John Coffee is also a mystery. I’ve found some John Coffees (usually with some spelling variations: Coffer, Coffey, etc.) Since the name comes from only one original source (Mary’s marriage certificate), I can’t really be certain about the spelling.
Turns out the record is more inaccurate than I thought. When I searched for Henrietta Moffatt, it turns out that she married John Coffey Stone, and gave birth to Mary Elizabeth Stone. There is no Mary Coffee, just Mary Stone. John and Henrietta had a fair number of kids (all named Stone) and I can find marriage certificates for most of them, and birth records for some of them.
There’s even a marriage record for Mary Elizabeth Stone and Ernest Gordon De Mont (Mary’s first marriage). Apparently Mary married two different men named Ernest. I feel like there should be an Oscar Wilde reference here.
But what’s interesting is that people’s Ancestry trees seem to record two different half-people: the story of Mary Stone who married Ernest De Mont — who tragically dies of tuberculosis in 1934 at the age of 25 — and who later disappears from all records; and the story of Mary Coffee who appears from nowhere and then marries Ernest Ray McFadden just before Christmas in 1934. And it looks like no one has really connected the two women with each other, largely because of a clerical error on the second marriage certificate.

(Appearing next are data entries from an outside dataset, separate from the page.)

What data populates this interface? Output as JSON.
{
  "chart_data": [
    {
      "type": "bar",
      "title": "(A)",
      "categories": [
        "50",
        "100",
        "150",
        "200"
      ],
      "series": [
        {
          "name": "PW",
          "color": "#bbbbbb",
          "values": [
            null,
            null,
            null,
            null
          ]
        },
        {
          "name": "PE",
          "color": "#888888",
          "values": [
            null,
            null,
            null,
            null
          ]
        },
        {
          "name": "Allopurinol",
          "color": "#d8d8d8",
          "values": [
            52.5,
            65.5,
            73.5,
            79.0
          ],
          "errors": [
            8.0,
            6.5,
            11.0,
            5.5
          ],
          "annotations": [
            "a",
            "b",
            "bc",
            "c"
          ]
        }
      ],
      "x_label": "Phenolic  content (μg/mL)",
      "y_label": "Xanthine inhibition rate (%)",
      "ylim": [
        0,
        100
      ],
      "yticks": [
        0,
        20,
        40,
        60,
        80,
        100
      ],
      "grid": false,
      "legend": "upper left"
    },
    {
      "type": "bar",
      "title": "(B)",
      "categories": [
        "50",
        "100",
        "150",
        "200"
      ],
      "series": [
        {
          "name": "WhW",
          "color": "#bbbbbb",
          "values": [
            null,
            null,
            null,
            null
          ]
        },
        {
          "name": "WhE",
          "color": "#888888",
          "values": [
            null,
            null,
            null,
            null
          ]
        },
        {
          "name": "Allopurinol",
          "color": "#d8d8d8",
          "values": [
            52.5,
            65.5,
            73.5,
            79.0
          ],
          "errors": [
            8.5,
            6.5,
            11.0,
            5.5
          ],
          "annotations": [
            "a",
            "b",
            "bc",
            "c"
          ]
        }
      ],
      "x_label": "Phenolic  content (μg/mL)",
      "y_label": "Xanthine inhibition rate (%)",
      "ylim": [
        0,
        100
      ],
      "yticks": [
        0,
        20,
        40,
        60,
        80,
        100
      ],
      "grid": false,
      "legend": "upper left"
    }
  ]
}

This isn’t the first time I’ve seen this sort of thing: part of a family moves to Canada or the US, and four generations later, genealogists in both the new home and the old home each have half of the story to work with. What happened to all those siblings from that old census? Nobody knows.
There’s one other red herring in all of this: the 1911 census for the Stone family lists a fairly large family, but does not appear to have Mary. Instead, the transcription of the census lists a record for Riga Stone, born around 1909. But if you look at the scan of the original page, I think it says “Liza Stone”. What’s more, Mary’s record of birth lists her as Mary Eliza Stone, born 12 Jan 1909.